Now don't get the wrong idea. Everyone is welcome to sell or buy at the Burlington flea market. But reporters with cameras cause some unease. This reporter was asked politely but plainly to stop taking photos and stop taking notes. A woman who is clearly in charge and never stops smiling, though she politely refuses to give her name or be photographed, explains why.
"Some of these people draw disability," she says. "If it looks like they're making money here, they might lose that income."
No one wants that to happen.
Standing near Joe Lilly's ad-hoc trading post, the market matron gives a pointing tour. She gestures to the gravel side of the lot that fronts on McCalla Avenue.
"Up there's where all the hot stuff goes," she says. "That's a problem. We don't like it and we're working on stopping it."

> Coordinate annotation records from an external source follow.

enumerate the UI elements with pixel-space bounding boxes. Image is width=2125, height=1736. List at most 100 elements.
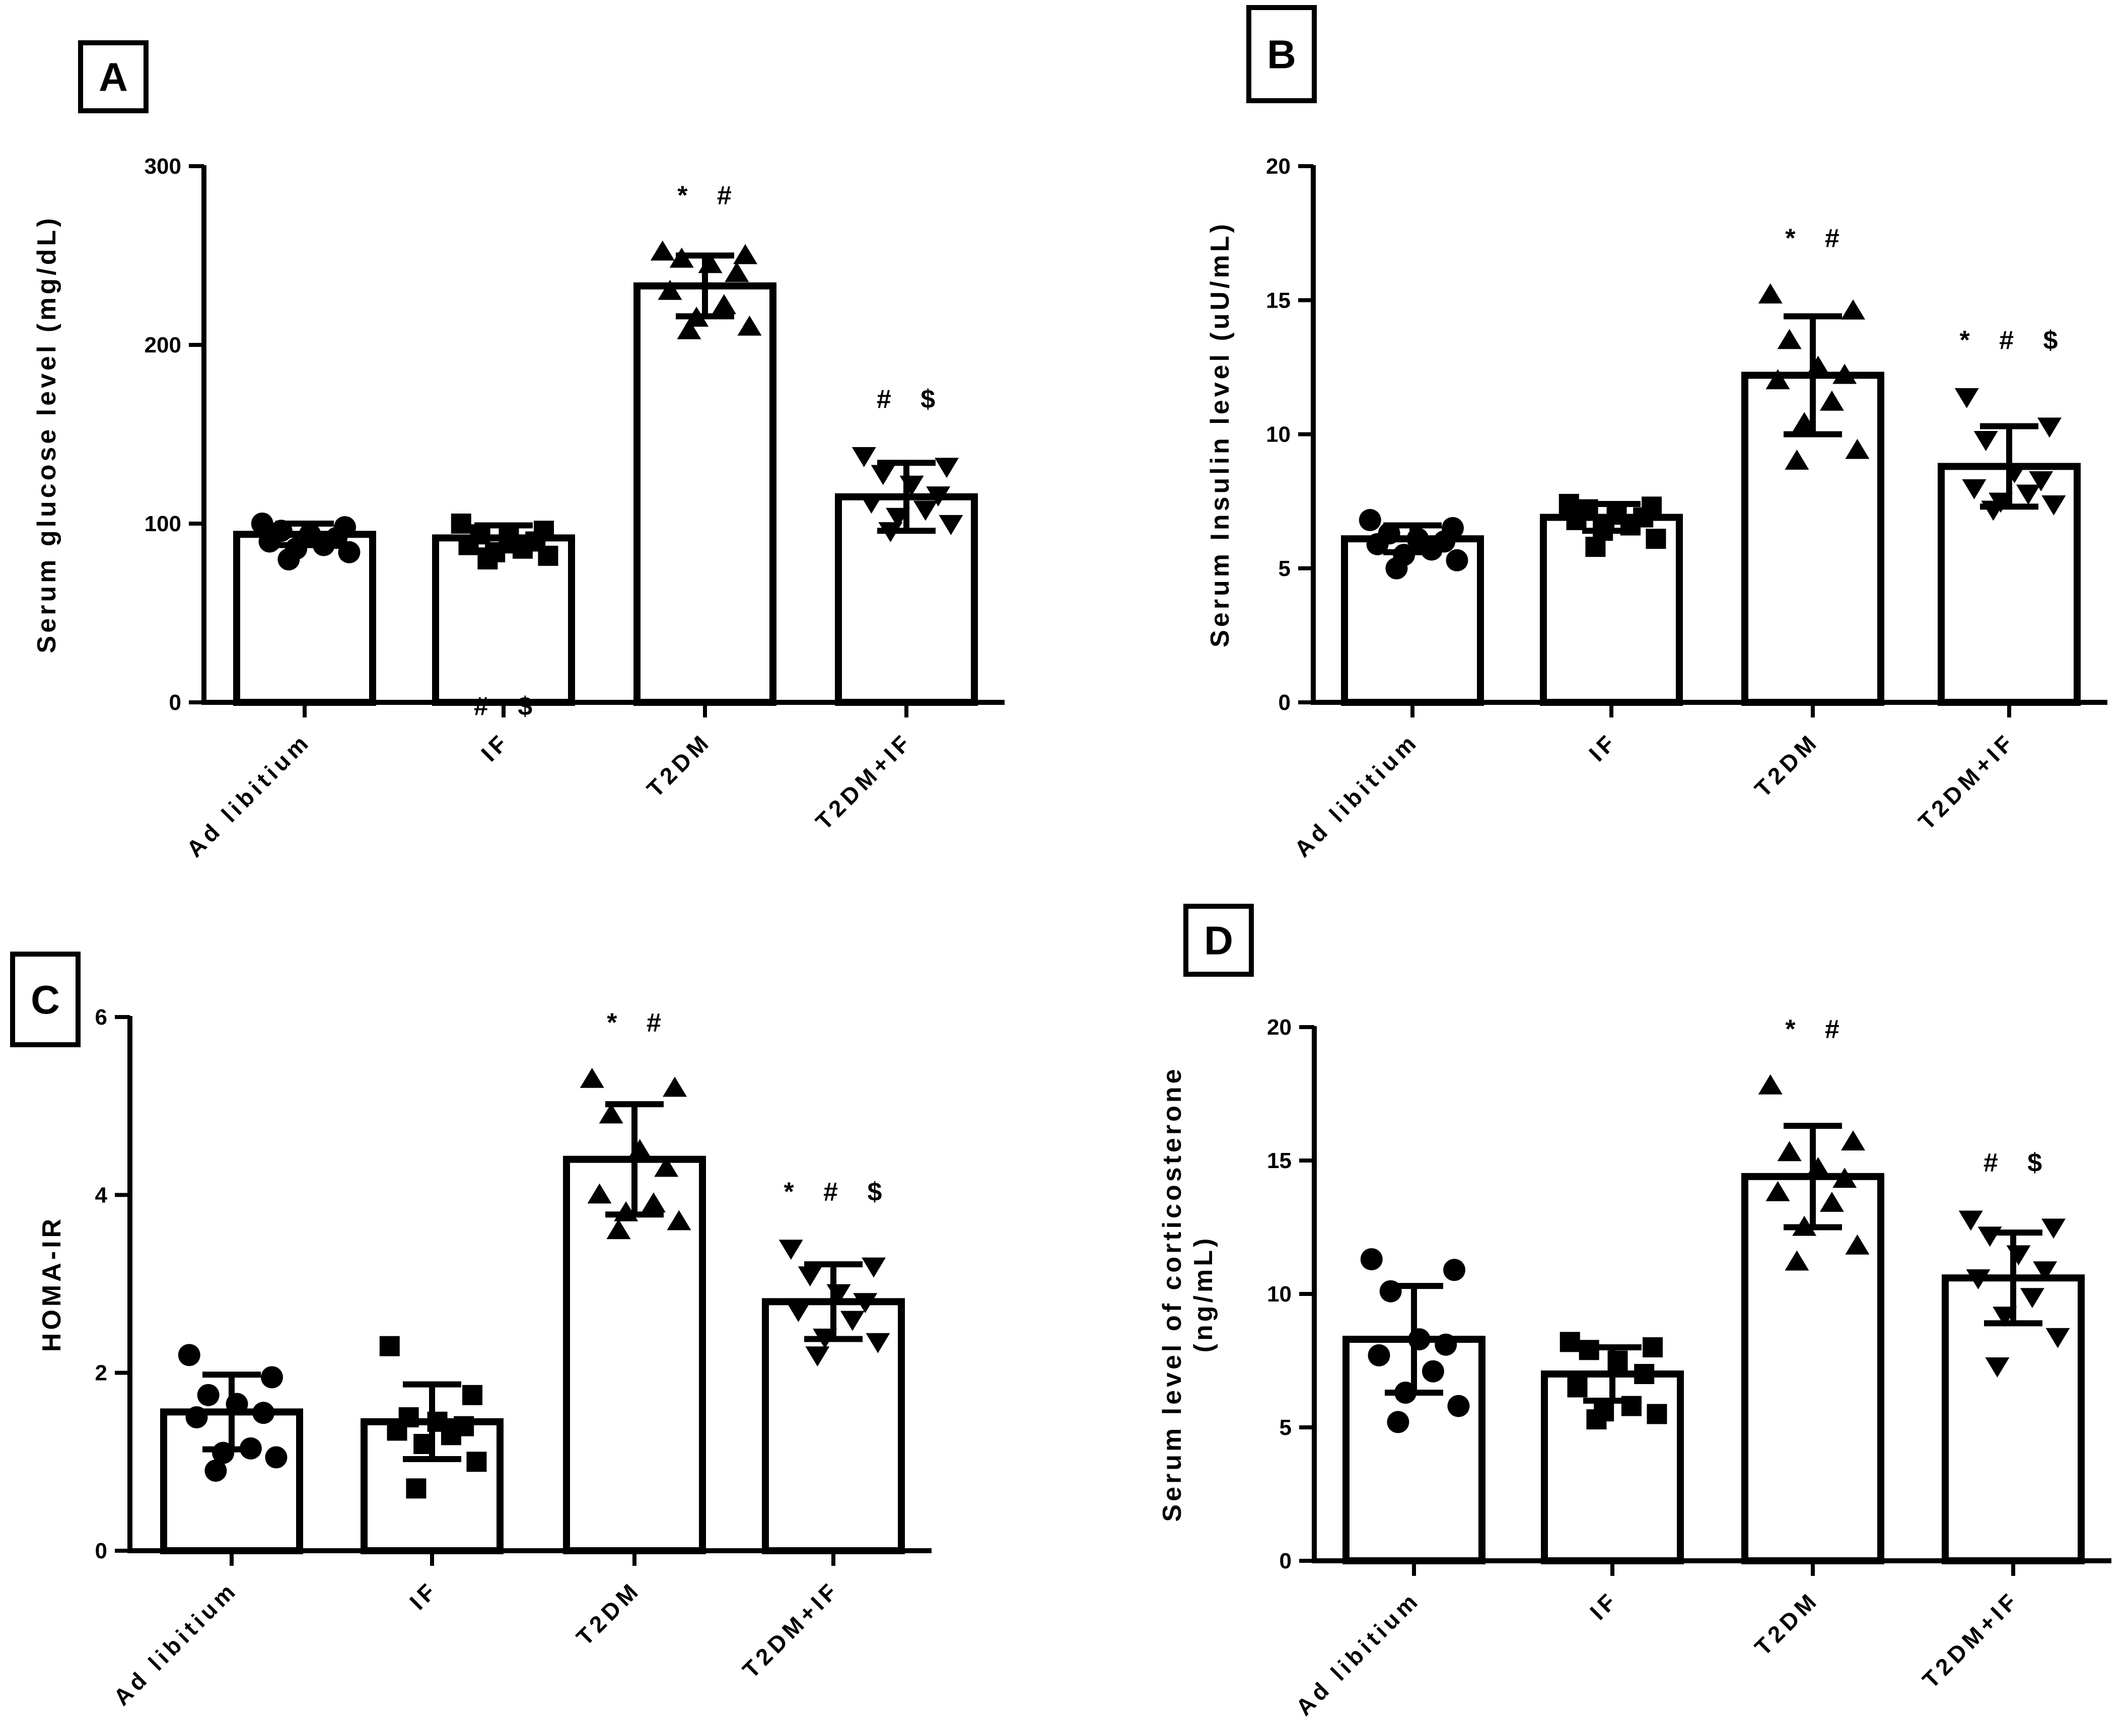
data-point (1777, 329, 1802, 349)
category-label: Ad libitium (1289, 728, 1424, 862)
data-point (258, 530, 281, 553)
category-label: T2DM (1749, 1586, 1824, 1660)
y-axis-label: HOMA-IR (37, 1216, 66, 1352)
data-point (1777, 1141, 1802, 1162)
data-point (265, 1446, 288, 1469)
y-axis-label: Serum Insulin level (uU/mL) (1206, 221, 1235, 647)
data-point (737, 315, 762, 336)
y-tick-label: 300 (145, 154, 181, 179)
bar-t2dm (633, 282, 776, 706)
significance-annotation: * # (607, 1008, 672, 1038)
data-point (261, 1366, 284, 1389)
panel-label-box (78, 40, 149, 113)
data-point (2045, 1328, 2070, 1348)
data-point (641, 1192, 666, 1213)
y-tick-label: 0 (1279, 690, 1291, 715)
data-point (725, 262, 749, 282)
data-point (1758, 283, 1783, 304)
category-label: T2DM (571, 1576, 646, 1650)
data-point (1585, 537, 1606, 557)
panel-label-box (1246, 5, 1317, 103)
category-label: Ad libitium (108, 1576, 243, 1710)
data-point (441, 1425, 461, 1445)
y-tick-label: 6 (95, 1005, 107, 1030)
chart-panel-c: C 0 2 4 6 HOMA-IR Ad libitium IF T2DM * # T2DM+IF *… (10, 952, 932, 1710)
data-point (712, 294, 736, 314)
y-tick-label: 0 (1280, 1549, 1292, 1573)
data-point (1446, 549, 1468, 571)
y-tick-label: 15 (1266, 288, 1291, 313)
data-point (658, 279, 682, 300)
data-point (606, 1219, 631, 1240)
data-point (913, 500, 938, 521)
data-point (1447, 1395, 1470, 1417)
y-tick-label: 200 (145, 333, 181, 357)
data-point (1954, 388, 1979, 408)
data-point (1368, 1344, 1390, 1366)
y-tick-label: 20 (1266, 154, 1291, 179)
y-tick-label: 20 (1267, 1015, 1292, 1040)
data-point (1962, 479, 1987, 499)
data-point (1832, 1168, 1857, 1188)
category-label: Ad libitium (1291, 1586, 1425, 1720)
y-tick-label: 0 (95, 1539, 107, 1563)
data-point (677, 319, 701, 339)
data-point (251, 513, 273, 535)
y-axis-label: Serum glucose level (mg/dL) (32, 215, 61, 654)
data-point (627, 1139, 652, 1160)
data-point (204, 1460, 227, 1482)
data-point (1841, 299, 1866, 320)
data-point (1841, 1130, 1866, 1150)
chart-panel-b: B 0 5 10 15 20 Serum Insulin level (uU/mL) Ad l… (1206, 5, 2107, 862)
data-point (899, 475, 924, 496)
category-label: T2DM (642, 728, 716, 802)
category-label: IF (476, 728, 515, 766)
y-tick-label: 10 (1266, 422, 1291, 447)
data-point (1646, 529, 1666, 549)
data-point (667, 1210, 691, 1231)
data-point (798, 1266, 822, 1287)
y-axis-label: Serum level of corticosterone (1158, 1066, 1187, 1522)
panel-label: C (31, 977, 60, 1022)
y-tick-label: 0 (169, 690, 181, 715)
y-tick-label: 100 (145, 512, 181, 536)
data-point (252, 1402, 275, 1424)
significance-annotation: * # (677, 181, 743, 210)
data-point (1360, 1248, 1383, 1271)
data-point (1643, 1337, 1663, 1357)
category-label: Ad libitium (181, 728, 316, 862)
chart-panel-d: D 0 5 10 15 20 Serum level of corticosterone (n… (1158, 904, 2111, 1720)
category-label: IF (1585, 1586, 1623, 1625)
category-label: T2DM+IF (737, 1576, 844, 1683)
significance-annotation: * # $ (1960, 326, 2069, 355)
data-point (197, 1384, 220, 1406)
y-tick-label: 2 (95, 1361, 107, 1386)
data-point (650, 240, 675, 261)
significance-annotation: # $ (474, 692, 543, 721)
category-label: IF (404, 1576, 443, 1615)
data-point (1560, 1332, 1580, 1352)
data-point (277, 548, 300, 570)
data-point (840, 1311, 865, 1331)
y-tick-label: 10 (1267, 1282, 1292, 1307)
bar-if (361, 1418, 504, 1554)
significance-annotation: # $ (877, 385, 946, 414)
y-tick-label: 15 (1267, 1148, 1292, 1173)
category-label: T2DM+IF (810, 728, 917, 835)
data-point (1973, 431, 1998, 451)
category-label: T2DM+IF (1917, 1586, 2024, 1693)
chart-panel-a: A 0 100 200 300 Serum glucose level (mg/dL) Ad… (32, 40, 1005, 862)
data-point (654, 1156, 679, 1177)
panel-label: B (1267, 32, 1296, 77)
data-point (587, 1183, 612, 1204)
data-point (466, 1452, 487, 1472)
data-point (853, 1293, 878, 1314)
data-point (451, 514, 471, 534)
data-point (1845, 1234, 1870, 1255)
data-point (1819, 390, 1844, 411)
data-point (871, 465, 895, 485)
data-point (1758, 1074, 1783, 1095)
data-point (462, 1385, 483, 1405)
data-point (935, 458, 959, 478)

The most conspicuous vendor in that area at the moment is selling burgers and hot dogs off a charcoal grill. So the notion of problematic hot stuff takes a couple of seconds to register. More problematic and not at all obvious on this gorgeous, sunny midday are the people who, she says, traffic in homemade liquor and sexual favors. The management stays on message: "That's a problem. We don't like it and we're working on stopping it."
The Burlington flea market may be too representative of the economy in general. People in dire straits are selling their stuff. People in worse straits are selling other people's stuff. The most desperate of our neighbors appear to be selling themselves.
Arguably the best thing the Burlington flea market has going for it is actually a block away, but in plain view and a zero-minute walk: Tammy and Mike's fried green tomato wagon. All objectivity aside, the eponymous specialty of the house is very good. But their fish is exceptional. The two menu items seem to share the same crunchy, savory cornmeal-based breading.
Customer Frank Horton has a chili dog (the abundant homemade beef chili draws the need for the dog into question) while co-proprietor Mike Wilson makes his change and bags ups several fish dinners.
"I'm from Friendsville," says Horton. "Do you know where Friendsville is? That's how good this fish is."
A true gentleman, Horton gives half of his chili dog to his companion, Bert Lanauze, before they debark for Blount County.
"Anybody can cook fish," says Wilson. "It's what you put on it."
Of course, Wilson pretends not to hear the question when asked what's on Tammy McBath's fish.
"Everybody talks about soul food," says Wilson. "The thing is, all these restaurants out here are cooking stuff that comes off the same truck. We're cooking groceries we bought ourselves. Everything in here is homemade."
Over the annoying reporter's head Wilson shouts to a customer, "What'd you get?"
A petite young lady holding a pocket-sized infant whispers, "Wings."
One must ask, even with a mouthful of fried fish, "How are the wings?"
Again she whispers, "The best."
Mike and Tammy's kitchen trailer has been a fixture in the pointy end of the AMVETS thrift shop parking lot for three years. Wilson says they were open all week for a spell, but that they actually sell more now that they're only open on Fridays and Saturdays.
"People know when you've got a good thing," says Wilson. "And if they know they can't get it all the time, they get it when they can get it."
Wilson says that beginning in September, they'll be open Thursdays, too. August will be catch-as-catch-can, since they'll be taking their mobile kitchen to community homecomings in Lonsdale and Alcoa. Even if you're not from Lonsdale or Alcoa, this might be the time to fake it.